What Can We Learn A Year After The Facebook IPO?
Facebook just celebrated the one year anniversary of its IPO on May 18, 2012. The initial public offering was fraught with missteps and many argue the price was too high. The demand was much lower than anticipated and Facebook shares took a pummeling since investors have never been happy with the asset from day one.
Facebook has made significant changes since the IPO. The company gets a larger amount of traffic from mobile devices and the social media site is advertising heavily on desktop versions. Open up your Facebook newsfeed and you are bound to see an advertisement before any updates from your friends. This is leading to reduced time on site, increased clutter and a decrease in ‘connectedness’ which was Facebook’s key traffic driver. New user growth cannot continue at the exponential rates from a few years ago but mobile advertising growth won’t decline for a couple of years.
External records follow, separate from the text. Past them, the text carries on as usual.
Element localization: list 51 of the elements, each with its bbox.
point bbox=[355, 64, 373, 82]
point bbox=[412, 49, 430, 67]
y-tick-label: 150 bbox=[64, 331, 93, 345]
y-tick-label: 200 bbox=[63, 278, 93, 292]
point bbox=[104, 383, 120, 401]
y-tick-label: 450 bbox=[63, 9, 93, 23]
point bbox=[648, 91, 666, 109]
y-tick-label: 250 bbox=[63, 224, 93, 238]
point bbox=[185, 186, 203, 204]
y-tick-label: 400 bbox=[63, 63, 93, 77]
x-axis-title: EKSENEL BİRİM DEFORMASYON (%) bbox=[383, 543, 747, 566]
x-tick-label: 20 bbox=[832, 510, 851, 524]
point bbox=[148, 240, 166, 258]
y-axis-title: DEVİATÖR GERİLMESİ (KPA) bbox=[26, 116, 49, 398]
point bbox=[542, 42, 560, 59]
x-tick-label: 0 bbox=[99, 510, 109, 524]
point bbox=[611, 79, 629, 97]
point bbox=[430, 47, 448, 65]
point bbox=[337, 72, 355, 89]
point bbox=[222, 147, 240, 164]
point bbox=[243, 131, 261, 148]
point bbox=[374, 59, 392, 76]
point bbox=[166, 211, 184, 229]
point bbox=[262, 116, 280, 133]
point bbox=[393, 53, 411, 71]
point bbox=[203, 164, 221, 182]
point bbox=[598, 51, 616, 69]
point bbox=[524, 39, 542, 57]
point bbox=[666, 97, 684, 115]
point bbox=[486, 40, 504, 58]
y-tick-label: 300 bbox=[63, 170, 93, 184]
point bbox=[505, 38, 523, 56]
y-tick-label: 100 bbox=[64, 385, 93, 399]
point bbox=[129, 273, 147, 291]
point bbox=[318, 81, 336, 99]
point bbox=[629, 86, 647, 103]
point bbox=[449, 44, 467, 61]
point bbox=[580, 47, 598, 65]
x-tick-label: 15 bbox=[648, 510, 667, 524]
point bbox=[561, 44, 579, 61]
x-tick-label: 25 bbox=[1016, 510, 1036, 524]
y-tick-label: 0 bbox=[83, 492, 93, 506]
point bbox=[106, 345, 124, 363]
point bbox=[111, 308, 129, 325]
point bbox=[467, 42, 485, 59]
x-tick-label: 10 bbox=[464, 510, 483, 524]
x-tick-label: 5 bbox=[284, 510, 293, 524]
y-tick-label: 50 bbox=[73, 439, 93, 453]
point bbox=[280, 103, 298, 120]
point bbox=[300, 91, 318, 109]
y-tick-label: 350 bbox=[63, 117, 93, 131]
Mobile revenue for the first three months of 2013 was up 30 percent.
Regardless, Facebook’s stock chart still looks dismal without forming a bottom yet as more and more investors feel the heat of a declining price. Can Facebook make a comeback? It depends. If the major indices have risen such as the S&P 500 and the NASDAQ, yet Facebook is on the decline, that’s telling.
Looking at a chart of FB from December 2012 (without IPO noise) to May 2013 shows a clear break in sentiment. Could FB be going much lower and be the new SIRI?